Does your child love to talk, sing, and does she have fantastic verbal skills?
Or, does your child have a vivid imagination, easily recognizes faces and places, and is she a whiz with directions and maps?
Or, maybe your child uses his hands a lot to communicate, was an early walker, and is a great athlete!
You know and study your child 24/7, so you naturally know her ways of rolling through life. But, did you know that these observations can tell you a lot about how to choose the best curriculum for her? Well, they do!
These observations about your child point to what are commonly known as “Learning Preferences.” (And, they really are superpowers for learning.) And, knowing your child’s learning preferences can help you select curriculum and guide your homeschool planning.
In fact, learning preferences can actually help organize your home education to enhance learning, improve attitudes (yes!), and help everyone enjoy the educational process more!
(And, who doesn’t want more of that!?)
To help you get started, here’s a simple learning-preference test your child can take themselves.
Having the freedom to choose not just what, but also how your child learns can be exciting and freeing! But with so many choices, it can also be a bit overwhelming. Before choosing a curriculum, you’ll want to make some decisions about what your school will look like. What topics do you want covered? Will you try to have your child do any of it independently? How much bookwork will you plan? What will your child learn in groups with others? What books will you read outloud?
To help you get started, this simple quiz will help you focus on what curriculum options are important to your family. HSLDA members can also give us a call and we will match you up with one of our curriculum specialists.
Parents can choose to educate their children in a variety of ways. One of the benefits of homeschooling is that its focused atmosphere allows many students to complete their work faster than in a traditional school setting. Also, transition times between classes are less at home than in a class of many students, and education methods can be targeted at the specific individual student, which increases learning efficiency as well.
Learning happens all day long, but generally, the younger your child is, the less “school” or “academic” time they will have. Most homeschool families have time scheduled in their week for learning away from home. For some, this includes joining an existing co-op, taking lessons, creating their own learning experience by gathering a group of friends to learn a specific subject, or doing a group field trip with other homeschool families to take advantage of “school” admission rates. Some families may homeschool full days if they are trying to progress quickly through their academic curriculum, while others may opt for half days Monday through Friday with experiential learning, fun, or employment in the afternoons. The homeschool day looks different in each family and even from day to day. Most families, as opportunities arise, take advantage of that learning experience and modify their routine.
There is no right or wrong plan for your school year. Some parents choose to follow the public school schedule so they can take advantage of community PA Day and March Break programs. Other families enjoy a “three weeks on and one week off” routine. Still others take larger chunks of time off during non-traditional months for vacation or when a parent comes home from deployment. From time to time, opportunities arise where families may plan many days off from their regular schedule and, instead, focus on experiencing other time-sensitive learning (ie: maple syrup production or bird migration).

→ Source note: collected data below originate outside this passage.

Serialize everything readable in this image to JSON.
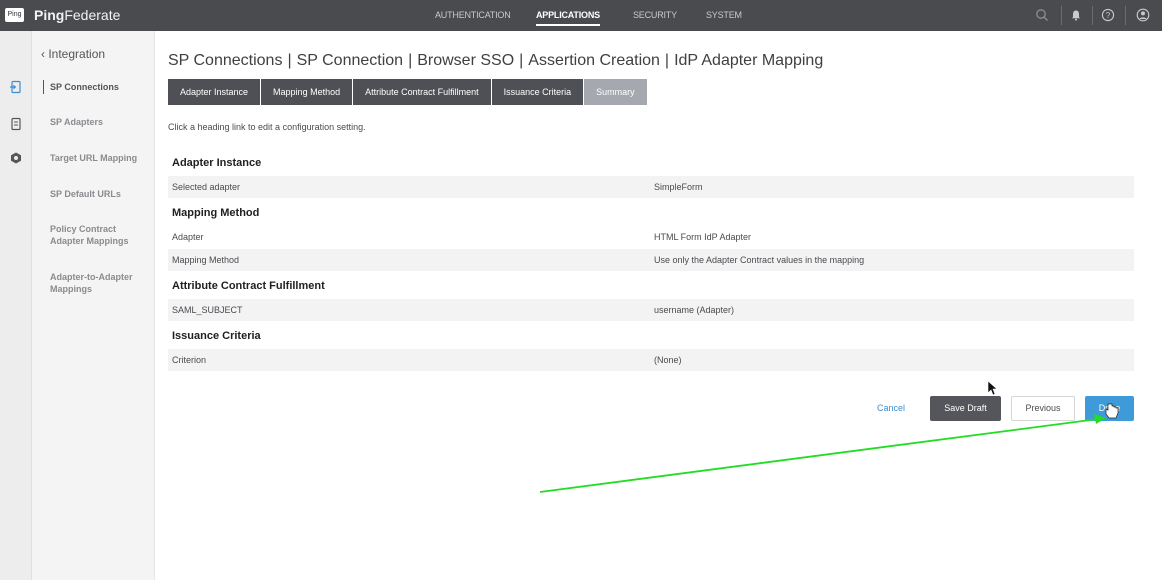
{
  "header": {
    "logo_text": "Ping",
    "brand_bold": "Ping",
    "brand_rest": "Federate",
    "nav": [
      "AUTHENTICATION",
      "APPLICATIONS",
      "SECURITY",
      "SYSTEM"
    ],
    "active_nav": "APPLICATIONS",
    "icons": [
      "search-icon",
      "bell-icon",
      "help-icon",
      "user-icon"
    ]
  },
  "rail": {
    "icons": [
      "sp-connections-icon",
      "sp-adapters-icon",
      "target-url-icon"
    ]
  },
  "sidebar": {
    "back_label": "‹ Integration",
    "items": [
      {
        "label": "SP Connections",
        "active": true
      },
      {
        "label": "SP Adapters"
      },
      {
        "label": "Target URL Mapping"
      },
      {
        "label": "SP Default URLs"
      },
      {
        "label": "Policy Contract Adapter Mappings"
      },
      {
        "label": "Adapter-to-Adapter Mappings"
      }
    ]
  },
  "breadcrumb": [
    "SP Connections",
    "SP Connection",
    "Browser SSO",
    "Assertion Creation",
    "IdP Adapter Mapping"
  ],
  "breadcrumb_separator": "|",
  "tabs": [
    "Adapter Instance",
    "Mapping Method",
    "Attribute Contract Fulfillment",
    "Issuance Criteria",
    "Summary"
  ],
  "current_tab": "Summary",
  "hint": "Click a heading link to edit a configuration setting.",
  "summary": {
    "adapter_instance": {
      "heading": "Adapter Instance",
      "rows": [
        {
          "key": "Selected adapter",
          "value": "SimpleForm"
        }
      ]
    },
    "mapping_method": {
      "heading": "Mapping Method",
      "rows": [
        {
          "key": "Adapter",
          "value": "HTML Form IdP Adapter"
        },
        {
          "key": "Mapping Method",
          "value": "Use only the Adapter Contract values in the mapping"
        }
      ]
    },
    "attribute_contract": {
      "heading": "Attribute Contract Fulfillment",
      "rows": [
        {
          "key": "SAML_SUBJECT",
          "value": "username (Adapter)"
        }
      ]
    },
    "issuance_criteria": {
      "heading": "Issuance Criteria",
      "rows": [
        {
          "key": "Criterion",
          "value": "(None)"
        }
      ]
    }
  },
  "actions": {
    "cancel": "Cancel",
    "save_draft": "Save Draft",
    "previous": "Previous",
    "done": "Done"
  },
  "colors": {
    "topbar": "#4a4b4f",
    "tab": "#4f5055",
    "tab_current": "#a5a8ae",
    "done": "#3e9ad8",
    "annotation_arrow": "#22dd22"
  }
}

One of the great advantages to home education is that you have the flexibility to adjust your homeschool to better fit the needs of your family. This flexibility is one of the reasons many people choose homeschooling. Whether it’s curriculum, schedule, or learning style, modelling flexibility can help your child to develop a positive mindset toward learning.

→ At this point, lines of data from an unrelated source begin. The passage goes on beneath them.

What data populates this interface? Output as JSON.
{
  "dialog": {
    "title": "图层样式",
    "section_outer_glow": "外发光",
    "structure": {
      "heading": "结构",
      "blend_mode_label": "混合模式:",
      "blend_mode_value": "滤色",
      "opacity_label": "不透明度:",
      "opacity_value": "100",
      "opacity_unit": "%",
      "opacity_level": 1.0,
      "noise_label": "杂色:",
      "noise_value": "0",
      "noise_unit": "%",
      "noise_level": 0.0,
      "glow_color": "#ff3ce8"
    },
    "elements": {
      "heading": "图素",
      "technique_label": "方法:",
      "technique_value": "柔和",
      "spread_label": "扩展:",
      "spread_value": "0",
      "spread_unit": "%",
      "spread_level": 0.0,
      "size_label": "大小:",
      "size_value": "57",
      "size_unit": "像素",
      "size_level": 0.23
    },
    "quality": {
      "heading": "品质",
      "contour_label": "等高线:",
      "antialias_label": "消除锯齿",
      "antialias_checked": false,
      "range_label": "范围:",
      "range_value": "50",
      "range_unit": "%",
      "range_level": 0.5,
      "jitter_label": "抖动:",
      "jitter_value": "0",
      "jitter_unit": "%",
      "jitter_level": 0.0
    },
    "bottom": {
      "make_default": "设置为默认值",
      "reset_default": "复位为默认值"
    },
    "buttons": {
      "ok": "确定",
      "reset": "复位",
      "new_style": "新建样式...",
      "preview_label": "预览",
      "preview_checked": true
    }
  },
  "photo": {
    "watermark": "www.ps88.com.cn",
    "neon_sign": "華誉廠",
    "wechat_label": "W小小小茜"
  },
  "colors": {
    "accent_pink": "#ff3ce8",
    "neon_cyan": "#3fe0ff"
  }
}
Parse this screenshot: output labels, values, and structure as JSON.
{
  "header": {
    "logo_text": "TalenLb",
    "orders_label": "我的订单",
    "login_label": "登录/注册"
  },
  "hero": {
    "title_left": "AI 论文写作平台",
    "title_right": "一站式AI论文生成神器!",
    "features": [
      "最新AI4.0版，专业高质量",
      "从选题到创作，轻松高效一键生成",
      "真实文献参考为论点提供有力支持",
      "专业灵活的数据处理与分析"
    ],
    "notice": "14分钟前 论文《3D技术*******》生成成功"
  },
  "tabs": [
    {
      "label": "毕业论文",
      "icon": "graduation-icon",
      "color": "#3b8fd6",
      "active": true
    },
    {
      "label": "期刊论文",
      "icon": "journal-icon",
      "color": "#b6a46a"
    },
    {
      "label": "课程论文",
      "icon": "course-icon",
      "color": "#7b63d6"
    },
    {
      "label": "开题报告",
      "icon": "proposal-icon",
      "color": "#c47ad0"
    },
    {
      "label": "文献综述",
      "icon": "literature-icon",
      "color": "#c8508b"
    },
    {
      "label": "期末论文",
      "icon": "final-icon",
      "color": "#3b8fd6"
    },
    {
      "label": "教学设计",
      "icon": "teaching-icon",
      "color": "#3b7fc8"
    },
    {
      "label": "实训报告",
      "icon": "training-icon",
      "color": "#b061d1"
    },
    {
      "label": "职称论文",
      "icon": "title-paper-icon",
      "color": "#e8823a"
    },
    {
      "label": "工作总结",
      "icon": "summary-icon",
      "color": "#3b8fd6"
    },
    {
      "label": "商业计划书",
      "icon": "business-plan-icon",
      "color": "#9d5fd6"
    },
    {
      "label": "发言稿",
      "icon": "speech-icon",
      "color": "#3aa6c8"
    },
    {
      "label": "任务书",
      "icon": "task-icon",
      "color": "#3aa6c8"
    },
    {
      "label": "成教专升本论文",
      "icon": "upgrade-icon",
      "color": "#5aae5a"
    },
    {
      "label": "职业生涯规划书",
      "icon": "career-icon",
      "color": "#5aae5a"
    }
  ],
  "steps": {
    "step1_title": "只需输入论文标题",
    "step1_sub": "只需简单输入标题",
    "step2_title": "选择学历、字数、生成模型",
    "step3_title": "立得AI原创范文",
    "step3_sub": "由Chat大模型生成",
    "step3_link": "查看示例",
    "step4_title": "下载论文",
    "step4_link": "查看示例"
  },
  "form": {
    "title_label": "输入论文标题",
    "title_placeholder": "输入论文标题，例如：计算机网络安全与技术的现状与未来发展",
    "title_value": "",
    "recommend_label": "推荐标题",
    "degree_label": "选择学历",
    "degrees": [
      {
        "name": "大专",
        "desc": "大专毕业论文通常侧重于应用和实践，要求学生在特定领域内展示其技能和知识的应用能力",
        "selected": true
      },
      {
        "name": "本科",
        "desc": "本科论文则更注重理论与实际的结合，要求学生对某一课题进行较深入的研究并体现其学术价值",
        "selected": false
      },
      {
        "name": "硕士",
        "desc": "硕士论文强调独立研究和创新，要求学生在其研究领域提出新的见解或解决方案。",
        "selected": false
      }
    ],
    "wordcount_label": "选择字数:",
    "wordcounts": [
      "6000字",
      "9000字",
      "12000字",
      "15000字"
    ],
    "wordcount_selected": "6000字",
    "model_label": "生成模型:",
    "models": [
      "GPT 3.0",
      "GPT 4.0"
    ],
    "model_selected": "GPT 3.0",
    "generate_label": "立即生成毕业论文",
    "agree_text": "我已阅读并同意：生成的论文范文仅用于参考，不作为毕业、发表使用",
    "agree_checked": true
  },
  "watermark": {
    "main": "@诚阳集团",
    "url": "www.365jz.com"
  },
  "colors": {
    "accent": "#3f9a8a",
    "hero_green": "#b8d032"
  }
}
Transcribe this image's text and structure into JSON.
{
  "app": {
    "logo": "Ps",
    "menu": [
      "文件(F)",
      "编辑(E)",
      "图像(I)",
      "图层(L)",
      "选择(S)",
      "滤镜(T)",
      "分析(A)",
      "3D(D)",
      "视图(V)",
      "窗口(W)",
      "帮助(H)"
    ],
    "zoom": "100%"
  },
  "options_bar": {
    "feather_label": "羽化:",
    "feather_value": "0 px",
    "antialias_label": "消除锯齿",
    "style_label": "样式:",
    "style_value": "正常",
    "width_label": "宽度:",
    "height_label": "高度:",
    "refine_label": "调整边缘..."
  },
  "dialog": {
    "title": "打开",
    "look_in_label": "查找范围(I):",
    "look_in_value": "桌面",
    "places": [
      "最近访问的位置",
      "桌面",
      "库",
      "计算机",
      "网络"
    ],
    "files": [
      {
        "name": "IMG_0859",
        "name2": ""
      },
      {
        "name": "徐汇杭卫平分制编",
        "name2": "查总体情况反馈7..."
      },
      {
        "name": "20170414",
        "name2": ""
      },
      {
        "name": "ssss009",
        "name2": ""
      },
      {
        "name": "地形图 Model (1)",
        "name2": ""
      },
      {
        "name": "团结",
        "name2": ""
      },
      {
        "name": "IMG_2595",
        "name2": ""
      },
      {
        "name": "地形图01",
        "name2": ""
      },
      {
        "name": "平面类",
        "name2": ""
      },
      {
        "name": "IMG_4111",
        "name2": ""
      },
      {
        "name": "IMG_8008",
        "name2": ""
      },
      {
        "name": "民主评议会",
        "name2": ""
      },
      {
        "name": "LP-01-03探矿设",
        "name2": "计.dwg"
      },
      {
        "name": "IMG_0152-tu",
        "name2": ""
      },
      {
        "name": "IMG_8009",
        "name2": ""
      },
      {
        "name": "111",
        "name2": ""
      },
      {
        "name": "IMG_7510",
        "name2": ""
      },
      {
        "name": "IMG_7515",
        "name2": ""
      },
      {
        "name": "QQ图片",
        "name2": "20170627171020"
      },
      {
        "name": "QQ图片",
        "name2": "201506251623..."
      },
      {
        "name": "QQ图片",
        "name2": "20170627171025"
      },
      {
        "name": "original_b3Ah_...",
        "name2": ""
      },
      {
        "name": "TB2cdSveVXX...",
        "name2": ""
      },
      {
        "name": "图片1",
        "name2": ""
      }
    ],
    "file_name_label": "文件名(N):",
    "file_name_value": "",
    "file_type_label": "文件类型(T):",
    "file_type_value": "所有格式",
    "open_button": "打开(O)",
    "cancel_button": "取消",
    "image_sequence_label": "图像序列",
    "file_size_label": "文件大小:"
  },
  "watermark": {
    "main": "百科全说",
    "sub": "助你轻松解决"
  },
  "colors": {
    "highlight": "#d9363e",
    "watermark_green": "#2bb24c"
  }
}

No matter what curriculum or method you choose, every family’s homeschool looks a little different. This is part of what makes homeschooling so beautiful and effective. Keep focused on your family’s needs and priorities, re-adjust as needed, and keep connected with the homeschool community. HSLDA Canada, the only national homeschool association, and many local homeschool groups are there to help you every step of the way and answer your questions so you can relax and enjoy the adventure.